Together, she and her husband had two children: this was a small family by Haredi standards, and they raised four more foster children. They live in Bnei Brak, a Haredi city near Tel Aviv.

==Career==
Schaps had some teaching experience at Harvard University: she was teaching assistant from 1971 to 1972, and a lecturer at the 1975 Harvard Summer School. In 1972, having moved to Israel, she was appointed a lecturer in mathematics at Tel Aviv University. In her second year in Israel the Yom Kippur War occurred: the change in language, culture and the threat to her new family were a shock. In 1977, she moved to Bar-Ilan University as a senior lecturer: she was promoted to associate professor in 1991 and full professor in 2006. She was the only female Haredi professor in Israel. In October 2013, she was appointed Dean of Exact Sciences at Bar-Ilan University: having been the only female Haredi professor, she now became the highest ranking Haredi woman in Israeli academia. She stepped down as dean in 2015, and was made Professor Emeritus on retirement in 2016.

==Selected publications==
- Kanovei, Vladimir (2015). "Proofs and Retributions, Or: Why Sarah Can't Take Limits".
- Katz, Mikhail G.; Schaps, Mary; Vishne, Uzi. Logarithmic growth of systole of arithmetic Riemann surfaces along congruence subgroups. J. Differential Geom. 76 (2007), no. 3, 399–422.
- Schaps, Mary.

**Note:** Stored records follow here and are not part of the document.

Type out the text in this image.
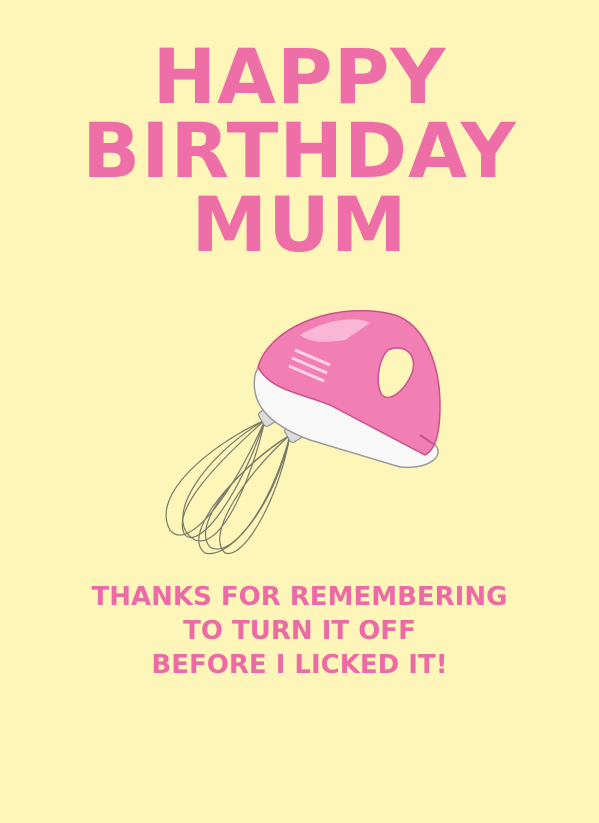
HAPPY
BIRTHDAY
MUM
THANKS FOR REMEMBERING
TO TURN IT OFF
BEFORE I LICKED IT!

Deformations of Cohen–Macaulay schemes of codimension 2 and non-singular deformations of space curves. Amer. J. Math. 99 (1977), no. 4, 669–685.
- Schaps, Mary; Zakay-Illouz, Evelyne. Combinatorial partial tilting complexes for the Brauer star algebras. Representations of algebras (São Paulo, 1999), 187–207, Lecture Notes in Pure and Appl. Math., 224, Dekker, New York, 2002.